Долгое время в планах Бондарчука была экранизация чеховской «Степи». Потом на него вышел сам министр обороны СССР А. Гречко, который, напомнив режиссеру, что в 1975 году страна собирается отмечать 30-летие Победы, предложил ему экранизировать свою мемуарную книгу «Битва за Кавказ». Однако Бондарчуку это произведение как материал для фильма не понравилось. А поскольку у него было правило не работать с материалом, который не ложился ему на сердце, ситуация складывалась патовая. И вдруг она разрешилась самым неожиданным образом.

В том же 75-м страна готовилась отмечать еще одну знаменательную дату – 70-летие М. Шолохова. Это событие не желали пропускать мимо своего внимания и недруги СССР, которые собирались отметить ее новой антишолоховской кампанией. И поведал Бондарчуку об этих планах недругов другой высокий чин – заместитель председателя КГБ СССР Семен Цвигун.

Этот человек не только симпатизировал державникам, но и имел непосредственное отношение к кинематографу: как мы помним, на основе его романов о партизанском движении в Великую Отечественную войну на главной киностудии страны «Мосфильме» в 1973 году затеяли снимать (руками режиссера Игоря Гостева) трилогию о храбром чекисте майоре Млынском, который организовал в фашистском тылу партизанский отряд (о первом фильме этой трилогии – «Фронте без флангов» – речь уже шла выше).

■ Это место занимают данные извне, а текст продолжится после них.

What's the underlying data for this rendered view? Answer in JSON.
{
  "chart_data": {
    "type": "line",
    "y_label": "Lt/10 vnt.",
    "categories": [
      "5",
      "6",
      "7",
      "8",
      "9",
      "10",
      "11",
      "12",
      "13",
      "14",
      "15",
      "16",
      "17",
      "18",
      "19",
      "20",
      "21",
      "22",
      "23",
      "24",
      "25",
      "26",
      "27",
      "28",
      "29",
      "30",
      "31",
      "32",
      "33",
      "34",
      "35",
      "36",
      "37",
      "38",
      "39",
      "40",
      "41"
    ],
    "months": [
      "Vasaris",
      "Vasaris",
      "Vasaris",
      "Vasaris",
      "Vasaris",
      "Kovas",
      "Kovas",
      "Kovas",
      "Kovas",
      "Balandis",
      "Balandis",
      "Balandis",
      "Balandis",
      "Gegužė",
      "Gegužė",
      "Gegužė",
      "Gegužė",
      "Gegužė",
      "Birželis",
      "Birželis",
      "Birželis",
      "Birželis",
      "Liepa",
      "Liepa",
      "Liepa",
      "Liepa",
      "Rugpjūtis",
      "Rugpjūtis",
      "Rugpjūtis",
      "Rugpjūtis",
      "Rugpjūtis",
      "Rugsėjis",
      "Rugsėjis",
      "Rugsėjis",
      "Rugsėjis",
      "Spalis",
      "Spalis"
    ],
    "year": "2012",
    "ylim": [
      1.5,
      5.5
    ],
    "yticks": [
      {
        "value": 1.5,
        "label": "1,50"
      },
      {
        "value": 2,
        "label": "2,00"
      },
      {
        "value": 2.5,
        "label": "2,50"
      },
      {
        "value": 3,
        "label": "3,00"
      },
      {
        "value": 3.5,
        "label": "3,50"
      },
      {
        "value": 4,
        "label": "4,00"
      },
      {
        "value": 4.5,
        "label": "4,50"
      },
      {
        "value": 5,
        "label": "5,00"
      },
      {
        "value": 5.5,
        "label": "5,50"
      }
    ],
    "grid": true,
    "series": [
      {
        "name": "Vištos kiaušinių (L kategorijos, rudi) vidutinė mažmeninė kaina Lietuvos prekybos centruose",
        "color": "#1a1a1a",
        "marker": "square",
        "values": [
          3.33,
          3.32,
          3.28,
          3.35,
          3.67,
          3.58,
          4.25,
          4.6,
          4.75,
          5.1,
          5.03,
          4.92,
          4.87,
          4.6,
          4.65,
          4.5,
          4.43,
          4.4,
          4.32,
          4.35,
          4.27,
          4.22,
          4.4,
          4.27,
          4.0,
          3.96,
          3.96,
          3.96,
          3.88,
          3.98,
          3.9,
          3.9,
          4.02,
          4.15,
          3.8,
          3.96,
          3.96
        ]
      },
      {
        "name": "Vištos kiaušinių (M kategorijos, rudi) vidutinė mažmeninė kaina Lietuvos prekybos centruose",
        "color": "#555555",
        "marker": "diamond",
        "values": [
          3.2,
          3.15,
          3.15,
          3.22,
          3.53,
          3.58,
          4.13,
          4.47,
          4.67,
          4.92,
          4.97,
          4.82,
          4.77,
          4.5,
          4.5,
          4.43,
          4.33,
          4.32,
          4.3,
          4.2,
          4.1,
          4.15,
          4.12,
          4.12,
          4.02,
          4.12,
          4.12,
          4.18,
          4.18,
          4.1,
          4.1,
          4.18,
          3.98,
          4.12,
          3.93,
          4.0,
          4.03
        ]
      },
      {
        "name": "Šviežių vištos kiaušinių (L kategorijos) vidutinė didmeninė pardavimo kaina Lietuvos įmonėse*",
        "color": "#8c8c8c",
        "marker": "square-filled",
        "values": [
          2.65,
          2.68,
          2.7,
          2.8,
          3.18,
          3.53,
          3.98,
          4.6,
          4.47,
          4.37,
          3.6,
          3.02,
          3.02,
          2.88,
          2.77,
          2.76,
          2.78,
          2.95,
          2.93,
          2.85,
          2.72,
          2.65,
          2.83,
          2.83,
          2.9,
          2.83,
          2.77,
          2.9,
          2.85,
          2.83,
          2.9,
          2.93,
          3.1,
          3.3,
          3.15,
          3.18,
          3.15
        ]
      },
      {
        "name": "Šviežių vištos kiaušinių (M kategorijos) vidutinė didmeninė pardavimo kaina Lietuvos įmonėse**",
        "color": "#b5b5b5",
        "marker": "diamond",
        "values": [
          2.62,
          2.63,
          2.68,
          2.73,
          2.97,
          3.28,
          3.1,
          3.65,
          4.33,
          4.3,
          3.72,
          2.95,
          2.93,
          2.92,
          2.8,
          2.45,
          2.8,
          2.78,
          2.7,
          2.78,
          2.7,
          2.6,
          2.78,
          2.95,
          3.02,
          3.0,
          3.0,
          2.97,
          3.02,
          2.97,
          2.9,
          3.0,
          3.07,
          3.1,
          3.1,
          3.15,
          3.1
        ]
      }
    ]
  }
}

Основываясь на докладах оперативных источников, Цвигун рассказал Бондарчуку о том, что в советских диссидентских кругах готовятся к переправке на Запад несколько новых книг против Шолохова (среди этих книг будут: «Стремя «Тихого Дона» И. Томашевской с предисловием и послесловием А. Солженицына и «Кто написал «Тихий Дон» Роя Медведева). По мнению Цвигуна, эти книги должны были поднять новую антишолоховскую волну, которая ставила своей целью скомпрометировать писателя-патриота как за рубежом, так и у него на родине. В итоге Бондарчук решил взяться за постановку романа Шолохова «Они сражались за Родину», тем самым решая обе задачи: он не оставлял без внимания День Победы и поднимал голос в защиту своего друга и духовного наставника.

Таким образом, Бондарчук вновь оказался одним из тех, кто своим творчеством вступился за честное имя писателя. Фильм «Они сражались за Родину» явился достойным перенесением прозы великого Шолохова на широкий экран, одним из лучших советских фильмов о Великой Отечественной войне. Поэтому не случайно в этой ленте согласились играть большинство русско-советских актеров, кому тоже было не безразлично честное имя Шолохова: Василий Шукшин, Вячеслав Тихонов, Юрий Никулин, Нонна Мордюкова, Георгий Бурков, Иван Лапиков, Николай Губенко, Евгений Самойлов, Лидия Федосеева-Шукшина, Ирина Скобцева и сам Бондарчук, который, помимо режиссуры, сыграл в картине одну из главных ролей.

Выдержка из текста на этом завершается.